5) Suppose that a sequence of numbers \(\displaystyle a_n>0\) has the property that \(\displaystyle a_1=1\) and \(\displaystyle a_{n+1}=\frac{1}{n+1}S_n\), where \(\displaystyle S_n=a_1+⋯+a_n\). Can you determine whether \(\displaystyle \sum_{n=1}^∞a_n\) converges? (Hint: \(\displaystyle S_n\) is monotone.)

6) Suppose that a sequence of numbers \(\displaystyle a_n>0\) has the property that \(\displaystyle a_1=1\) and \(\displaystyle a_{n+1}=\frac{1}{(n+1)^2}S_n\), where \(\displaystyle S_n=a_1+⋯+a_n\). Can you determine whether \(\displaystyle \sum_{n=1}^∞a_n\) converges? (Hint: \(\displaystyle S_2=a_2+a_1=a_2+S_1=a_2+1=1+1/4=(1+1/4)S_1, S_3=\frac{1}{3^2}S_2+S_2=(1+1/9)S_2=(1+1/9)(1+1/4)S_1\), etc.
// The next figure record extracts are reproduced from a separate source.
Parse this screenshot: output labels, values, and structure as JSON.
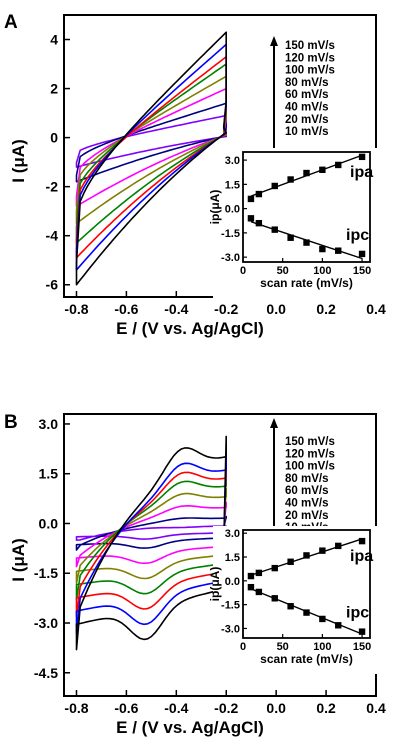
{
  "chart_data": [
    {
      "type": "line",
      "panel_label": "A",
      "xlabel": "E / (V vs. Ag/AgCl)",
      "ylabel": "I (μA)",
      "xlim": [
        -0.85,
        0.4
      ],
      "ylim": [
        -6.5,
        5
      ],
      "xticks": [
        "-0.8",
        "-0.6",
        "-0.4",
        "-0.2",
        "0.0",
        "0.2",
        "0.4"
      ],
      "yticks": [
        "-6",
        "-4",
        "-2",
        "0",
        "2",
        "4"
      ],
      "legend": {
        "placement": "top-right",
        "entries": [
          "150 mV/s",
          "120 mV/s",
          "100 mV/s",
          "80 mV/s",
          "60 mV/s",
          "40 mV/s",
          "20 mV/s",
          "10 mV/s"
        ]
      },
      "series": [
        {
          "color": "#000000",
          "ipa": 4.3,
          "ipc": -6.0
        },
        {
          "color": "#0000ff",
          "ipa": 3.8,
          "ipc": -5.4
        },
        {
          "color": "#ff0000",
          "ipa": 3.3,
          "ipc": -4.9
        },
        {
          "color": "#008000",
          "ipa": 3.0,
          "ipc": -4.3
        },
        {
          "color": "#808000",
          "ipa": 2.5,
          "ipc": -3.5
        },
        {
          "color": "#ff00ff",
          "ipa": 2.0,
          "ipc": -2.8
        },
        {
          "color": "#000080",
          "ipa": 1.4,
          "ipc": -1.8
        },
        {
          "color": "#8000ff",
          "ipa": 0.9,
          "ipc": -1.2
        }
      ],
      "inset": {
        "xlabel": "scan rate (mV/s)",
        "ylabel": "ip(μA)",
        "xlim": [
          0,
          160
        ],
        "ylim": [
          -3.3,
          3.5
        ],
        "xticks": [
          "0",
          "50",
          "100",
          "150"
        ],
        "yticks": [
          "-3.0",
          "-1.5",
          "0.0",
          "1.5",
          "3.0"
        ],
        "ipa_label": "ipa",
        "ipc_label": "ipc",
        "x": [
          10,
          20,
          40,
          60,
          80,
          100,
          120,
          150
        ],
        "ipa": [
          0.6,
          0.9,
          1.4,
          1.8,
          2.2,
          2.4,
          2.7,
          3.2
        ],
        "ipc": [
          -0.6,
          -0.9,
          -1.3,
          -1.8,
          -2.1,
          -2.5,
          -2.6,
          -2.8
        ]
      }
    },
    {
      "type": "line",
      "panel_label": "B",
      "xlabel": "E / (V vs. Ag/AgCl)",
      "ylabel": "I (μA)",
      "xlim": [
        -0.85,
        0.4
      ],
      "ylim": [
        -5.2,
        3.3
      ],
      "xticks": [
        "-0.8",
        "-0.6",
        "-0.4",
        "-0.2",
        "0.0",
        "0.2",
        "0.4"
      ],
      "yticks": [
        "-4.5",
        "-3.0",
        "-1.5",
        "0.0",
        "1.5",
        "3.0"
      ],
      "legend": {
        "placement": "top-right",
        "entries": [
          "150 mV/s",
          "120 mV/s",
          "100 mV/s",
          "80 mV/s",
          "60 mV/s",
          "40 mV/s",
          "20 mV/s",
          "10 mV/s"
        ]
      },
      "series": [
        {
          "color": "#000000",
          "ipa": 2.5,
          "ipc": -3.8
        },
        {
          "color": "#0000ff",
          "ipa": 2.0,
          "ipc": -3.3
        },
        {
          "color": "#ff0000",
          "ipa": 1.7,
          "ipc": -2.8
        },
        {
          "color": "#008000",
          "ipa": 1.4,
          "ipc": -2.3
        },
        {
          "color": "#808000",
          "ipa": 1.0,
          "ipc": -1.8
        },
        {
          "color": "#ff00ff",
          "ipa": 0.6,
          "ipc": -1.3
        },
        {
          "color": "#000080",
          "ipa": 0.2,
          "ipc": -0.8
        },
        {
          "color": "#8000ff",
          "ipa": -0.1,
          "ipc": -0.5
        }
      ],
      "inset": {
        "xlabel": "scan rate (mV/s)",
        "ylabel": "ip(μA)",
        "xlim": [
          0,
          160
        ],
        "ylim": [
          -3.6,
          3.2
        ],
        "xticks": [
          "0",
          "50",
          "100",
          "150"
        ],
        "yticks": [
          "-3.0",
          "-1.5",
          "0.0",
          "1.5",
          "3.0"
        ],
        "ipa_label": "ipa",
        "ipc_label": "ipc",
        "x": [
          10,
          20,
          40,
          60,
          80,
          100,
          120,
          150
        ],
        "ipa": [
          0.3,
          0.5,
          0.8,
          1.2,
          1.6,
          1.9,
          2.2,
          2.5
        ],
        "ipc": [
          -0.4,
          -0.7,
          -1.1,
          -1.6,
          -2.0,
          -2.4,
          -2.8,
          -3.2
        ]
      }
    }
  ]
}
Look at \(\displaystyle ln(S_n)\), and use \(\displaystyle ln(1+t)≤t, t>0.\))

Answer

Solution: Continuing the hint gives \(\displaystyle S_N=(1+1/N^2)(1+1/(N−1)^2…(1+1/4)).\) Then \(\displaystyle ln(S_N)=ln(1+1/N^2)+ln(1+1/(N−1)^2)+⋯+ln(1+1/4).\) Since \(\displaystyle ln(1+t)\) is bounded by a constant times \(\displaystyle t\), when \(\displaystyle 0<t<1\) one has \(\displaystyle ln(S_N)≤C\sum_{n=1}^N\frac{1}{n^2}\), which converges by comparison to the p-series for \(\displaystyle p=2\).